Tag Archives: ambivalence

Armchair Ambivalence

As vocal armchair isolationism clogs the Congressional switchboard, it’s probably important to recognize that quiet armchair ambivalence is probably much more widely held. For my part, I hope my members of Congress understand that not calling Congress is not the same as not caring. Ambivalence toward warfare is not apathy. The countdown for a Congressional vote on intervention in Syria tick-tocks to a heartbreaking result, no matter what the result is.  How do I call my Congressperson about that?

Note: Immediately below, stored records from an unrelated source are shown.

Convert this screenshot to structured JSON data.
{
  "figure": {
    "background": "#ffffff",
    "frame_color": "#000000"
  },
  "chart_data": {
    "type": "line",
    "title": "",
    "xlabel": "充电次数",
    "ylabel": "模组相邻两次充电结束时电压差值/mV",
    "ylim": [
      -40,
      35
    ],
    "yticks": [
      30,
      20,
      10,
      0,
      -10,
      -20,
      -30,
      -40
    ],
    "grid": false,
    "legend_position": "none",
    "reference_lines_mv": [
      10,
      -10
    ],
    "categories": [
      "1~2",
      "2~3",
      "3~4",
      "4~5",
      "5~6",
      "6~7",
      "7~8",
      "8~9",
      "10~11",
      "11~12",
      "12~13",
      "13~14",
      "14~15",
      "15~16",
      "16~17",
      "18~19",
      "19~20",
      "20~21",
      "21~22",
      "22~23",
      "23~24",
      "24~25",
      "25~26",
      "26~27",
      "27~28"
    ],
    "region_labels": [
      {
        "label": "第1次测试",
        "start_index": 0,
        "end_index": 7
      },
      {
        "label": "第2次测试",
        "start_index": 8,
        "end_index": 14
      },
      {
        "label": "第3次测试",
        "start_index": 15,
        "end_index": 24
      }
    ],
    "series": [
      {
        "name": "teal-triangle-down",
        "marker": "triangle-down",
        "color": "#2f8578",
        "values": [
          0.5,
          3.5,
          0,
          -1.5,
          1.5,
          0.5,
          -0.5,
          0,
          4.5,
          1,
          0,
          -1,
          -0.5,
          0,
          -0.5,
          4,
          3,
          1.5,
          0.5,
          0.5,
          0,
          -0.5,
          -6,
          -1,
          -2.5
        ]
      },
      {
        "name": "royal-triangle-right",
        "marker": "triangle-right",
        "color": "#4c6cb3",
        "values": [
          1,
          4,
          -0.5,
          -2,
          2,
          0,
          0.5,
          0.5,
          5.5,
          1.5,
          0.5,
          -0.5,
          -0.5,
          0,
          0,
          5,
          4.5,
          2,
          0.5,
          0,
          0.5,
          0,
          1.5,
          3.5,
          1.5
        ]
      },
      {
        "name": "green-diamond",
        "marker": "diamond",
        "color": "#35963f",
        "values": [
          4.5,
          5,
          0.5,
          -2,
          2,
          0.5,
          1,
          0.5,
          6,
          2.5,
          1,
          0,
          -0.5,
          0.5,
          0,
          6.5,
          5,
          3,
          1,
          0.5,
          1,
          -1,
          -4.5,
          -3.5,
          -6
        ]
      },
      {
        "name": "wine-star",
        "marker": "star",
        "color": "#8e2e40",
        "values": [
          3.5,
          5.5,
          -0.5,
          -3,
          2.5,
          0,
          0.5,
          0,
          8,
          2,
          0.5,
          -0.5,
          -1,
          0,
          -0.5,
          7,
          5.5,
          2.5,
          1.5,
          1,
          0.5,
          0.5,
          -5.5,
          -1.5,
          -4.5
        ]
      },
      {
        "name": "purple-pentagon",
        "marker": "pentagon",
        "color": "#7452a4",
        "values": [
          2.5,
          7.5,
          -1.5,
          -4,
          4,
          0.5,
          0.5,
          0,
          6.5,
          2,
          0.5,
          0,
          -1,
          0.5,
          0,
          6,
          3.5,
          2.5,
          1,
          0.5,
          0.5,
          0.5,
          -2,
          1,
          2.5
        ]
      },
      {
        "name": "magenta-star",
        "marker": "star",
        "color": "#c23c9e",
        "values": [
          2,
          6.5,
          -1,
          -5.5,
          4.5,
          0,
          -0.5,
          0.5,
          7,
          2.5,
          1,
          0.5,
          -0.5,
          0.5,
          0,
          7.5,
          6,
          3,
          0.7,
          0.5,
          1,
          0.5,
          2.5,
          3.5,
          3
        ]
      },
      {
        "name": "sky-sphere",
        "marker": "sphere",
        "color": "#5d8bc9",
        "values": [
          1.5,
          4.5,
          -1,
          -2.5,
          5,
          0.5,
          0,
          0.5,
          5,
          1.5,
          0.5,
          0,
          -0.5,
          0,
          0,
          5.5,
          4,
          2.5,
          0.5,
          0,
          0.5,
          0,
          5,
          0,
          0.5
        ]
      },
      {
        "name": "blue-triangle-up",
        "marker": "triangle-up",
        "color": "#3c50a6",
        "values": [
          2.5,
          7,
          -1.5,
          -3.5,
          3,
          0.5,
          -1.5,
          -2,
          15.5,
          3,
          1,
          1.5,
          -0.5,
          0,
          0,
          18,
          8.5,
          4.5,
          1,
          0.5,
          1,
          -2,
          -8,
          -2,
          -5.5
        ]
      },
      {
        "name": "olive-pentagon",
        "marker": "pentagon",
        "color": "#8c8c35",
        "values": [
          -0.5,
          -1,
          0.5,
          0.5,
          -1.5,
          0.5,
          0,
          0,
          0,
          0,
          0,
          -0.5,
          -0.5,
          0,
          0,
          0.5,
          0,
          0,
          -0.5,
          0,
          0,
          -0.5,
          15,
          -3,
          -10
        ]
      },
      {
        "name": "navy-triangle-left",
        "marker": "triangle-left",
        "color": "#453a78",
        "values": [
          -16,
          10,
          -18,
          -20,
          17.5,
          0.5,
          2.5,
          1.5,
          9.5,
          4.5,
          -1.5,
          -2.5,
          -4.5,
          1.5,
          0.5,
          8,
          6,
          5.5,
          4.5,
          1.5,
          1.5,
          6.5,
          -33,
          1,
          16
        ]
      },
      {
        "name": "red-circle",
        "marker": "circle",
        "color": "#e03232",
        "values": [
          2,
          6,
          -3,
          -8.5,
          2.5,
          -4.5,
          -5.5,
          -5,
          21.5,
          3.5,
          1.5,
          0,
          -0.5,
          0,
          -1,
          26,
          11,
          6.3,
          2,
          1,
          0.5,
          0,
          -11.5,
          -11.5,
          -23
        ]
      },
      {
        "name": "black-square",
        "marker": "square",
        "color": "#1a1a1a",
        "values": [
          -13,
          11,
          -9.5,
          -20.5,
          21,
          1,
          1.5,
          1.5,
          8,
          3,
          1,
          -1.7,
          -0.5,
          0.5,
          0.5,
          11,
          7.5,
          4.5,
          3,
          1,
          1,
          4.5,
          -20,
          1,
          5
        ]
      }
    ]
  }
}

Can it be enough that I share in the agonizing frustration that there are no good options?  I’m not sure that otherwise-reliable anti-war rhetoric has moral superiority when a dictator can use chemical weapons without consequence. On the other hand, does intervention draw an arbitrary line around one particular atrocity but not others? What price? What purpose? What result? It’s hard to find much solace in the vague descriptions a no-boots-on-the-ground, sending-a-strong-message intervention. What does that even look like?  Is it even possible to have an appropriately scaled intervention that can be satisfactorily limited to punishment and deterrence, but nothing more?  I can only hope that there are classified powerpoint slides about all of this.

Ultimately, I think I’m most persuaded by what appears to be this administration imbued with genuine pain in making the case to intervene. It seems the appropriate reaction to an impossible problem.